Gesammelte Erfahrungen aus drei Fallstudien

Publikation
  • News 29.03.2017

Der Artikel "Human rights and the clean development mechanism: lessons learned from three case studies" analysiert die Konsequenzen der Projekte unter dem Clean Development Mechanism (CDM) des United Nations Framework Convention on Climate Change (UNFCCC) hinsichtlich der Menschenrechte. Zwar wird der CDM in naher Zukunft voraussichtlich auslaufen, doch die Erfahrungen, die in seinem Kontext gesammelt wurden, sollten in die Konzeption des neuen Mechanismus im Rahmen des Pariser Abkommens von 2015 laufen. Die Autorinnen und Autoren sprechen sich für eine Berücksichtigung der UN Guiding Principles on Business and Human Rights aus. Basierend auf drei Fallstudien (zwei Wasserenergie-Projekte in Barro Blanco, Panama, und Bujagali, Uganda, und einem Geothermie-Projekt in Olkaria, Kenia) zeigt dieser Artikel, dass CDM-Projekte, die zwar formal den CDM-Richtlinien entsprechen dennoch zu einer Reihe von Menschenrechtsverletzungen führen können. Die Autor(inn)en fügen dem Artikel mehrere Empfehlungen bei, wie Menschenrechte unter dem neuen Mechanismus des Pariser Abkommens größere Beachtung finden können.

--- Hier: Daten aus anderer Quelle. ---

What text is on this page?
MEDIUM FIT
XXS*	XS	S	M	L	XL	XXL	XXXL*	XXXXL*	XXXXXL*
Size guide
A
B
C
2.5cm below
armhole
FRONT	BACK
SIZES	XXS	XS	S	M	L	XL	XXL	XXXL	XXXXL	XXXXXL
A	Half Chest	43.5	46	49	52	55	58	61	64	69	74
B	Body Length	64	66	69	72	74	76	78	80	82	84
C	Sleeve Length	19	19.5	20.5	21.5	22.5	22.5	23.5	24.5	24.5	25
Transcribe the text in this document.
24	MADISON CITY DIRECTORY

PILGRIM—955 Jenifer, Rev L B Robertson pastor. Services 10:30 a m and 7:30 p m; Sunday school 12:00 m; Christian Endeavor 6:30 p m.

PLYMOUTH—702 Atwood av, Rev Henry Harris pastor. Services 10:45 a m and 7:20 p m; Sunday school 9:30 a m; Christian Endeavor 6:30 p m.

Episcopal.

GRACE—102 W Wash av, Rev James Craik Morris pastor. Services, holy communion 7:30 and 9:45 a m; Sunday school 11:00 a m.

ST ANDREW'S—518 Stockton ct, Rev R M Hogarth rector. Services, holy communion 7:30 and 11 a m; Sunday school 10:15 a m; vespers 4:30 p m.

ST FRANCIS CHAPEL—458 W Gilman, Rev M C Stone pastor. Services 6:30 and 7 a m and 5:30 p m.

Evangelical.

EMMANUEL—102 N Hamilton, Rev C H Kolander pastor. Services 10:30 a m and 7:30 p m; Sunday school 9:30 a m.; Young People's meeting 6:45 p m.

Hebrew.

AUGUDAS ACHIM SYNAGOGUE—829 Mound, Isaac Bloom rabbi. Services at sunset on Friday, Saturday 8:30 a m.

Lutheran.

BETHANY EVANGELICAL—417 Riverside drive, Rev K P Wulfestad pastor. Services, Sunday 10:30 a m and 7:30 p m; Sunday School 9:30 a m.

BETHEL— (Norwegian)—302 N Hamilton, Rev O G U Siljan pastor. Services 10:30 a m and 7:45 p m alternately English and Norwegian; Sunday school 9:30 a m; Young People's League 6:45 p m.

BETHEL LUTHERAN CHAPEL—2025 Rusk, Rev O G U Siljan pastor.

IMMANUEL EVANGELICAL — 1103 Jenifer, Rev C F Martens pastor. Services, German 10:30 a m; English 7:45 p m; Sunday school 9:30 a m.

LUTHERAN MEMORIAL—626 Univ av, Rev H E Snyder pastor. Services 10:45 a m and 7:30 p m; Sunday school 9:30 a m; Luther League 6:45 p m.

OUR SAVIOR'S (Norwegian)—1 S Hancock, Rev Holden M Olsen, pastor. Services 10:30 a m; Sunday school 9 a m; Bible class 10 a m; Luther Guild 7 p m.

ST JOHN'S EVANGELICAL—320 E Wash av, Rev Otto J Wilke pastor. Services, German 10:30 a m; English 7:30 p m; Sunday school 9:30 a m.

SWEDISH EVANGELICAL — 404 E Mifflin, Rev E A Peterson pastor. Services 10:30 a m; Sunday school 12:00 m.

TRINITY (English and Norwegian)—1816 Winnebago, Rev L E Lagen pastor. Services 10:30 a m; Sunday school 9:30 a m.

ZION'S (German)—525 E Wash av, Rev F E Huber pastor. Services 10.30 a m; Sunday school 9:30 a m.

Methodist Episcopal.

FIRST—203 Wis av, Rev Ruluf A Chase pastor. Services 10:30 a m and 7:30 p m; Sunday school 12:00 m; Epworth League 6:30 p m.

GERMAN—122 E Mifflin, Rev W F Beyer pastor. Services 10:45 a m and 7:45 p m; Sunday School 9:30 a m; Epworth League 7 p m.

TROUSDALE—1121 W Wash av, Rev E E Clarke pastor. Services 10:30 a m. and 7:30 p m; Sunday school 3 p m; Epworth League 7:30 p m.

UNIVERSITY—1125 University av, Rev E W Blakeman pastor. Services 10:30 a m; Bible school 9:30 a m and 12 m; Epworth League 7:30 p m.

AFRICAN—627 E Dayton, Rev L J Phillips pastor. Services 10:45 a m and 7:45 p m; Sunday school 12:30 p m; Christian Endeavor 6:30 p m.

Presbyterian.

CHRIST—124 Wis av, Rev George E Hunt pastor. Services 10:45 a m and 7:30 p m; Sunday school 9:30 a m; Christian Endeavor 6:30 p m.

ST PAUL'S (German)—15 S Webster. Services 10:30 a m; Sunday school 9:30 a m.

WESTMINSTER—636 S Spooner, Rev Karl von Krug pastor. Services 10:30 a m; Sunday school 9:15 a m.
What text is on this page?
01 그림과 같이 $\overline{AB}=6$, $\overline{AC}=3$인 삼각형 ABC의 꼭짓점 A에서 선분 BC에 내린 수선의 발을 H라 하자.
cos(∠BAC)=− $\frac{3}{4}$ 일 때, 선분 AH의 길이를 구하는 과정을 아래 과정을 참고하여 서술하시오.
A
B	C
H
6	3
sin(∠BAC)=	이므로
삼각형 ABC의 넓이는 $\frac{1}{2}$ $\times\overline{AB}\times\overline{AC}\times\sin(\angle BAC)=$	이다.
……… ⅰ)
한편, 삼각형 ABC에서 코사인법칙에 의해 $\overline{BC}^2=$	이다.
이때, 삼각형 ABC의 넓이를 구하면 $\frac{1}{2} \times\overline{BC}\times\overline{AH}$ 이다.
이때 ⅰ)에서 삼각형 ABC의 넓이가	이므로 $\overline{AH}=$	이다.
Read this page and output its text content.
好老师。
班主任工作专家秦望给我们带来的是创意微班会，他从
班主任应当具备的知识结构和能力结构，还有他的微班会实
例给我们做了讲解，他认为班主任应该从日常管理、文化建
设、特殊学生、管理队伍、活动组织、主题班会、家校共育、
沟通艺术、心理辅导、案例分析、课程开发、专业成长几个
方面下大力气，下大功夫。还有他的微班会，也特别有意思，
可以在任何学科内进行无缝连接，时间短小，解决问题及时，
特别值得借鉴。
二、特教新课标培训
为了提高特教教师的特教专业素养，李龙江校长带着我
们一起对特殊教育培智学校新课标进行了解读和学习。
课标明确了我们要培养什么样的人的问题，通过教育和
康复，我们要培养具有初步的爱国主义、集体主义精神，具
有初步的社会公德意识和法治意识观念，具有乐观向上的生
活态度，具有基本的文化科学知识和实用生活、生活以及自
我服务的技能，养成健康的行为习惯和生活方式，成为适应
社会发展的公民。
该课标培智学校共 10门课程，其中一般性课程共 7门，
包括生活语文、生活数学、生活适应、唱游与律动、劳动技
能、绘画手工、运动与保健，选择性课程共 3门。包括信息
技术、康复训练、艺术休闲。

Der Artikel "Human rights and the clean development mechanism: lessons learned from three case studies" von Wolfgang Obergassel, Lauri Peterson, Florian Mersmann, Jeanette Schade, Jane Alice Hofbauer und Monika Mayrhofer wurde im Journal of Human Rights and the Environment veröffentlicht und ist online verfügbar.